5. Debemos fortalecer los cuerpos colegiados y rescatar la legitimidad de los órganos de gobierno. La verticalidad en las decisiones universitarias está íntimamente ligada con la debilidad de los cuerpos colegiados consultivos o de decisión. No hay confianza en que su actividad pueda ser de utilidad a la vida académica ni de que, dada la promoción de la evaluación exclusivamente individual del trabajo, la participación en la generación de propuestas de mejoramiento de las diversas actividades universitarias sea responsabilidad colectiva. No se han rescatado los resultados del congreso de 1990, ni tampoco se realizó el que se prometió, pero además, hay una tendencia a satanizar como “populista” cualquier ejercicio de reflexión, acuerdos y cambios procesados colectivamente. La obsesión por el control, debido al estallido periódico del descontento estudiantil masivo, se ha transformado en una falta de legitimidad de los órganos de representación en Facultades y escuelas (Consejos Técnicos) y del propio Consejo Universitario, lo que se refleja en los bajísimos porcentajes de participación en los procesos de elección de representantes. Eso ha reforzado estructuras que son un espejo del deteriorado presidencialismo que vive el país.

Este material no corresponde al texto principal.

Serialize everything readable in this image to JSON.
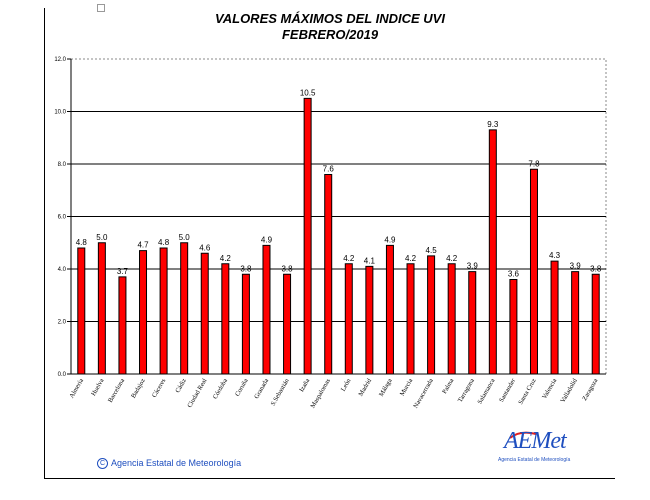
{
  "title_line1": "VALORES MÁXIMOS DEL INDICE UVI",
  "title_line2": "FEBRERO/2019",
  "credit": "Agencia Estatal de Meteorología",
  "credit_symbol": "C",
  "logo": {
    "word": "AEMet",
    "sub": "Agencia Estatal de Meteorología",
    "colors": {
      "blue": "#1f4fbf",
      "red": "#e02020"
    }
  },
  "chart_data": {
    "type": "bar",
    "title": "VALORES MÁXIMOS DEL INDICE UVI",
    "subtitle": "FEBRERO/2019",
    "xlabel": "",
    "ylabel": "",
    "ylim": [
      0,
      12
    ],
    "yticks": [
      "0.0",
      "2.0",
      "4.0",
      "6.0",
      "8.0",
      "10.0",
      "12.0"
    ],
    "grid": true,
    "bar_color": "#ff0000",
    "categories": [
      "Almería",
      "Huelva",
      "Barcelona",
      "Badajoz",
      "Cáceres",
      "Cádiz",
      "Ciudad Real",
      "Córdoba",
      "Coruña",
      "Granada",
      "S.Sebastián",
      "Izaña",
      "Maspalomas",
      "León",
      "Madrid",
      "Málaga",
      "Murcia",
      "Navacerrada",
      "Palma",
      "Tarragona",
      "Salamanca",
      "Santander",
      "Santa Cruz",
      "Valencia",
      "Valladolid",
      "Zaragoza"
    ],
    "values": [
      4.8,
      5.0,
      3.7,
      4.7,
      4.8,
      5.0,
      4.6,
      4.2,
      3.8,
      4.9,
      3.8,
      10.5,
      7.6,
      4.2,
      4.1,
      4.9,
      4.2,
      4.5,
      4.2,
      3.9,
      9.3,
      3.6,
      7.8,
      4.3,
      3.9,
      3.8
    ],
    "labels": [
      "4.8",
      "5.0",
      "3.7",
      "4.7",
      "4.8",
      "5.0",
      "4.6",
      "4.2",
      "3.8",
      "4.9",
      "3.8",
      "10.5",
      "7.6",
      "4.2",
      "4.1",
      "4.9",
      "4.2",
      "4.5",
      "4.2",
      "3.9",
      "9.3",
      "3.6",
      "7.8",
      "4.3",
      "3.9",
      "3.8"
    ]
  }
}
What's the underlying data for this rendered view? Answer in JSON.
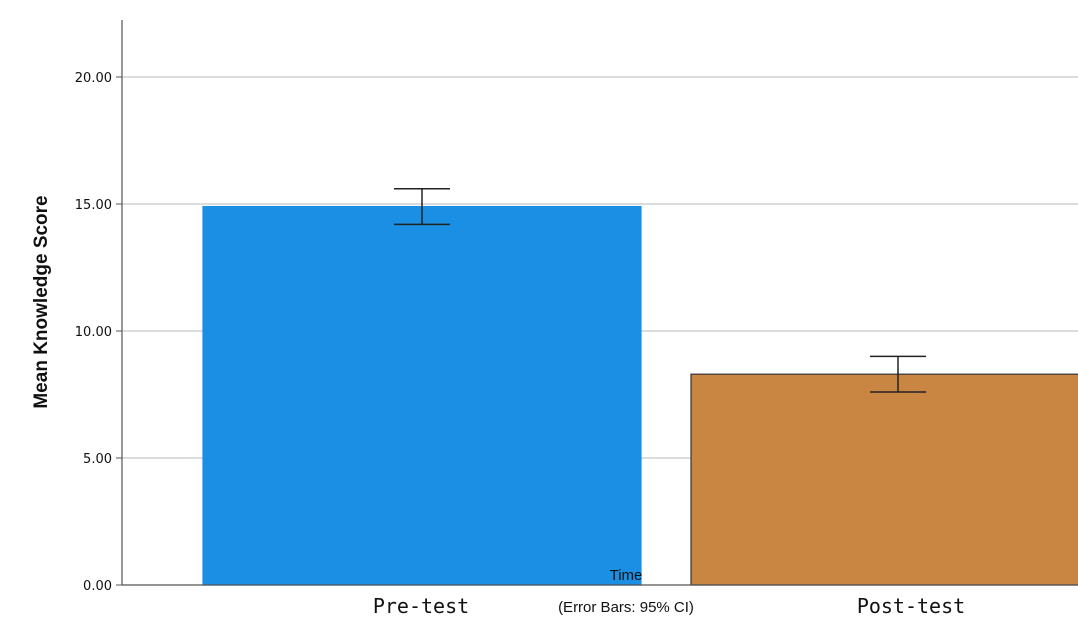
{
  "chart_data": {
    "type": "bar",
    "categories": [
      "Pre-test",
      "Post-test"
    ],
    "values": [
      14.9,
      8.3
    ],
    "error_bars": {
      "lower": [
        14.2,
        7.6
      ],
      "upper": [
        15.6,
        9.0
      ]
    },
    "ylabel": "Mean Knowledge Score",
    "xlabel": "Time",
    "note": "(Error Bars: 95% CI)",
    "ylim": [
      0,
      22
    ],
    "yticks": [
      0,
      5,
      10,
      15,
      20
    ],
    "ytick_labels": [
      "0.00",
      "5.00",
      "10.00",
      "15.00",
      "20.00"
    ],
    "grid": true,
    "colors": [
      "#1a8fe3",
      "#c98642"
    ],
    "edge_colors": [
      "#1a8fe3",
      "#333333"
    ]
  }
}
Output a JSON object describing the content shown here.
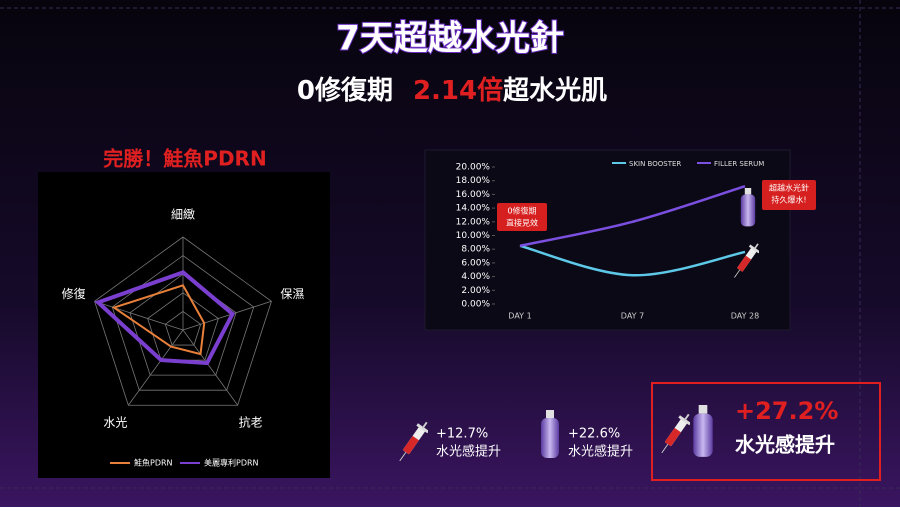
{
  "header": {
    "title": "7天超越水光針",
    "subtitle_parts": [
      "0修復期",
      "2.14倍",
      "超水光肌"
    ]
  },
  "chart_data": [
    {
      "type": "radar",
      "title": "完勝！鮭魚PDRN",
      "categories": [
        "細緻",
        "保濕",
        "抗老",
        "水光",
        "修復"
      ],
      "rlim": [
        0,
        5
      ],
      "rticks": [
        1,
        2,
        3,
        4,
        5
      ],
      "series": [
        {
          "name": "鮭魚PDRN",
          "color": "#e8803a",
          "values": [
            2.4,
            1.2,
            1.6,
            1.1,
            3.9
          ]
        },
        {
          "name": "美麗專利PDRN",
          "color": "#7b3fd0",
          "values": [
            3.1,
            2.8,
            2.2,
            2.0,
            4.8
          ]
        }
      ]
    },
    {
      "type": "line",
      "categories": [
        "DAY 1",
        "DAY 7",
        "DAY 28"
      ],
      "ylim": [
        0,
        20
      ],
      "yticks": [
        {
          "value": 0,
          "label": "0.00%"
        },
        {
          "value": 2,
          "label": "2.00%"
        },
        {
          "value": 4,
          "label": "4.00%"
        },
        {
          "value": 6,
          "label": "6.00%"
        },
        {
          "value": 8,
          "label": "8.00%"
        },
        {
          "value": 10,
          "label": "10.00%"
        },
        {
          "value": 12,
          "label": "12.00%"
        },
        {
          "value": 14,
          "label": "14.00%"
        },
        {
          "value": 16,
          "label": "16.00%"
        },
        {
          "value": 18,
          "label": "18.00%"
        },
        {
          "value": 20,
          "label": "20.00%"
        }
      ],
      "series": [
        {
          "name": "SKIN BOOSTER",
          "color": "#5ec8e8",
          "values": [
            8.5,
            4.2,
            7.6
          ]
        },
        {
          "name": "FILLER SERUM",
          "color": "#7b4fe0",
          "values": [
            8.5,
            12.0,
            17.2
          ]
        }
      ],
      "annotations": [
        [
          "0修復期",
          "直接見效"
        ],
        [
          "超越水光針",
          "持久爆水!"
        ]
      ]
    }
  ],
  "comparison": {
    "items": [
      {
        "value": "+12.7%",
        "label": "水光感提升"
      },
      {
        "value": "+22.6%",
        "label": "水光感提升"
      },
      {
        "value": "+27.2%",
        "label": "水光感提升"
      }
    ]
  }
}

Quienes firmamos este documento creemos que estos y muchos otros aspectos de la universidad se pueden y se deben cambiar, mediante el fortalecimiento de las instancias colectivas de reflexión y participación, la definición de los objetivos a alcanzar partiendo del reconocimiento y debate abierto sobre la problemática que enfrentamos por la continuidad de gobiernos y política neoliberales, pero sobre todo, por nuestro rezago en la formulación de alternativas viables, democráticas, colectivas, de defensa de la educación pública y de defensa de la UNAM. La amplia masa universitaria no pone rectores, pero sí ha conseguido imponer el respeto a las ideas de gratuidad, laicicidad, autonomía y soberanía. Reforcemos la organización, el debate y el relanzamiento de proyectos alternativos de cambio, por áreas, sectores y niveles. Los profesores e investigadores, estudiantes y trabajadores, tenemos que tomar la palabra y decidirnos no sólo a resistir, sino a avanzar en la construcción de una UNAM a la altura de los nuevos retos.
México, D.F.
Octubre de 2007
Firman:
Amparo Martínez Arroyo (CC de la Atmósfera)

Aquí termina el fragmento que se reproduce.